Clean up after yourself.

In this case I think you’ll find


And I know you won’t leave a trace if you go to some special place.


(rhyming was incidental, not intentional, but hey.)


So here we are.

We’ve made this circle round the sun without Jim and the only thing you really need to do to honor him is to be your best self.


But if you want to create some fire, near some water, 

By land, by sea, by dirigible

We’ll gladly leave our tracks untraceable 

Maybe not near you. 

But with you.



The planet, designated Kepler-413b, precesses, or wobbles, wildly on its spin axis, much like a child’s top or Thisbee when she tries to do anything with forward motion.

Naming Conventions

[Author: Bo Abrams]

My husband, the wonder-man Jim Dowd, was a naming savant. 

He named bands. He named blogs. He named bikes. 

From the day I met him I realized he had an uncanny sense of what would work and what wouldn’t in a name. 

As you might know, the trick is you can’t choose willy nilly (although he seemed to be able to) you have to have guidelines and rules. You have to be willing to free associate and at the same time be ready to cull what might be cherished. Even before Jim was naming things professionally, he instinctively understood constructs were necessary for success.


Before Rebecca was born Jim and I were pondering what we might name our soon to be offspring. We’d been calling the in utero creature Saugus, because place names are sexy!

But we needed a name for someone going to public school.

We chose these rules:


  1. You have to try it at the top of a resume. 
  2. You have to be able to yell it off the back porch easily.
  3. You have to be able to say it the same in Massachusetts as elsewhere.

(Because of the whole “In Boston you take the “R” off the Chair and put it on the Sofa” thing -it gets you Chayahs and sofers.)


All three have to work. 

For example, I worked at Carter Notch Hut in the White Mountains and I thought Carter would be a terrific name. Did I mention place names are sexy?

Anyway, It looked good at the top of a resume. Carter Dowd. It had a nice ring to it. Strong. Simple. Check one.

So Jim yelled it off the back deck into Lanes Cove. 

“CARTER” it carried. It soared.

Until the “In Boston you take the “R” off the Chair and put it on the Sofa” test. 

Total fail.

Sure enough when Rebecca was in kindergarten there was a boy in her class whose name was spelled  C A R T E R.

Through the entirety of elementary school not one person pronounced the R at the end of his name. EVAH.

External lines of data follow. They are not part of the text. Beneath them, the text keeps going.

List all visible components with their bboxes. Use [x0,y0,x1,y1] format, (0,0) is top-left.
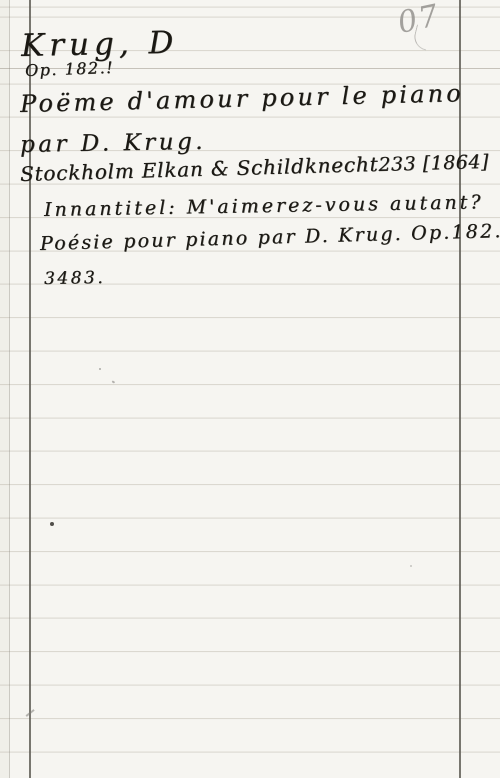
opus-number: Op. 182.! [25,58,115,80]
right-margin-line [459,0,461,778]
plate-number-and-year: 233 [1864] [378,151,489,176]
ruled-lines [0,0,500,778]
byline: par D. Krug. [20,129,206,158]
paper-speck [99,368,101,370]
catalog-card: 07 Krug, D Op. 182.! Poëme d'amour pour … [0,0,500,778]
ink-dot [50,522,54,526]
paper-speck [410,565,412,567]
catalog-number: 3483. [44,268,106,289]
left-edge-line [9,0,10,778]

Over the years, Jim’s regular rants and random titling of pets, cars, political campaigns, etc… fostered naming savvy in Treely and Rebecca, so much so, when they heard we were getting a kitten they immediately created a shared google Doc: 

They made one rule: No people names.


If you wonder how Jim lives on in his children I offer this:


Potential Kitten Names for the Kitten formerly known as Anderson




Lemon Spoonful


Dandelion (dandy for short)

Vegetables (veggies for short)

The Goat





ALL the TS Eliot cats



The Wall

Tigger- only kidding 😉

Uncle Deadly

Colin Meloy 



Zucchini (zukey) 


Fingies (short for fingers)




Cthulhu (short for Cthulhu Saves the World: Super Hyper Enhanced Championship Edition Alpha Diamond DX Plus Alpha FES HD – Premium Enhanced Game of the Year Collector’s Edition) 

Almond butter


Musk (short for Elon musk)

Elon (short for Elonian Armor from the game Guild Wars 2)


Ronald McDonald

Dick Turpin


Damn Cat

Cut that out!


Mr. Meow

La la la Linoleum


Also please note these clarifying questions: If this kitten has an honorific will it be Senator or The Honorable?

Answer: Senator


Question: Does the name need to be gender neutral?

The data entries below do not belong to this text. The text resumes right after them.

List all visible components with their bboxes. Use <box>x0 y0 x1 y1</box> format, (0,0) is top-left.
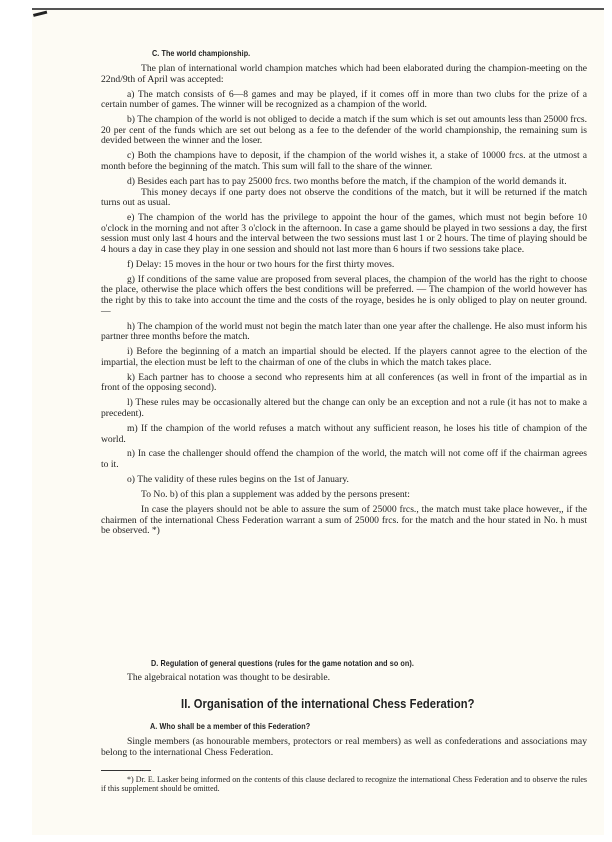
scan-artifact <box>33 11 47 17</box>
section-c-heading: C. The world championship. <box>152 48 570 59</box>
section-d-body: The algebraical notation was thought to … <box>101 673 587 684</box>
footnote-divider <box>101 770 151 771</box>
document-page: C. The world championship. The plan of i… <box>32 8 604 835</box>
rule-d-continued: This money decays if one party does not … <box>101 188 587 209</box>
section-ii-heading: II. Organisation of the international Ch… <box>181 699 599 710</box>
rule-a: a) The match consists of 6—8 games and m… <box>101 90 587 111</box>
section-ii-a-heading: A. Who shall be a member of this Federat… <box>150 721 568 732</box>
section-d-text: The algebraical notation was thought to … <box>101 673 587 684</box>
section-c-body: The plan of international world champion… <box>101 64 587 541</box>
rule-f: f) Delay: 15 moves in the hour or two ho… <box>101 260 587 271</box>
rule-o: o) The validity of these rules begins on… <box>101 475 587 486</box>
rule-n: n) In case the challenger should offend … <box>101 449 587 470</box>
supplement-text: In case the players should not be able t… <box>101 505 587 537</box>
rule-c: c) Both the champions have to deposit, i… <box>101 151 587 172</box>
footnote: *) Dr. E. Lasker being informed on the c… <box>101 775 587 793</box>
rule-h: h) The champion of the world must not be… <box>101 322 587 343</box>
rule-b: b) The champion of the world is not obli… <box>101 115 587 147</box>
section-d-heading: D. Regulation of general questions (rule… <box>151 658 569 669</box>
footnote-text: *) Dr. E. Lasker being informed on the c… <box>101 775 587 793</box>
rule-l: l) These rules may be occasionally alter… <box>101 398 587 419</box>
section-c-intro: The plan of international world champion… <box>101 64 587 85</box>
section-ii-body: Single members (as honourable members, p… <box>101 737 587 758</box>
rule-e: e) The champion of the world has the pri… <box>101 213 587 255</box>
section-ii-text: Single members (as honourable members, p… <box>101 737 587 758</box>
rule-g: g) If conditions of the same value are p… <box>101 275 587 317</box>
supplement-intro: To No. b) of this plan a supplement was … <box>101 490 587 501</box>
rule-k: k) Each partner has to choose a second w… <box>101 373 587 394</box>
rule-m: m) If the champion of the world refuses … <box>101 424 587 445</box>
rule-i: i) Before the beginning of a match an im… <box>101 347 587 368</box>
rule-d: d) Besides each part has to pay 25000 fr… <box>101 177 587 188</box>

Answer: Gender is a human construct

(not recounted here but there was also an extended pedantic discussion about if it’s not a person name how can it be gender based.)


Question: What about the name he was given by the foster family.

Answer in slightly pontificatory tone: Cats have more than one name. We can have that be his first name.


Question: Shall we tell everyone what we named the kitten?

Answer: Fuck No, Make them guess.


Anyway. Clam friends. Jim’s legacy lives.




Introducing Senator Anderson Lemon Zucchini Abrams Dowd

10 weeks old and weighing in at extremely adorable.


Zukey. For non resume purposes.

And easy to yell off the back porch.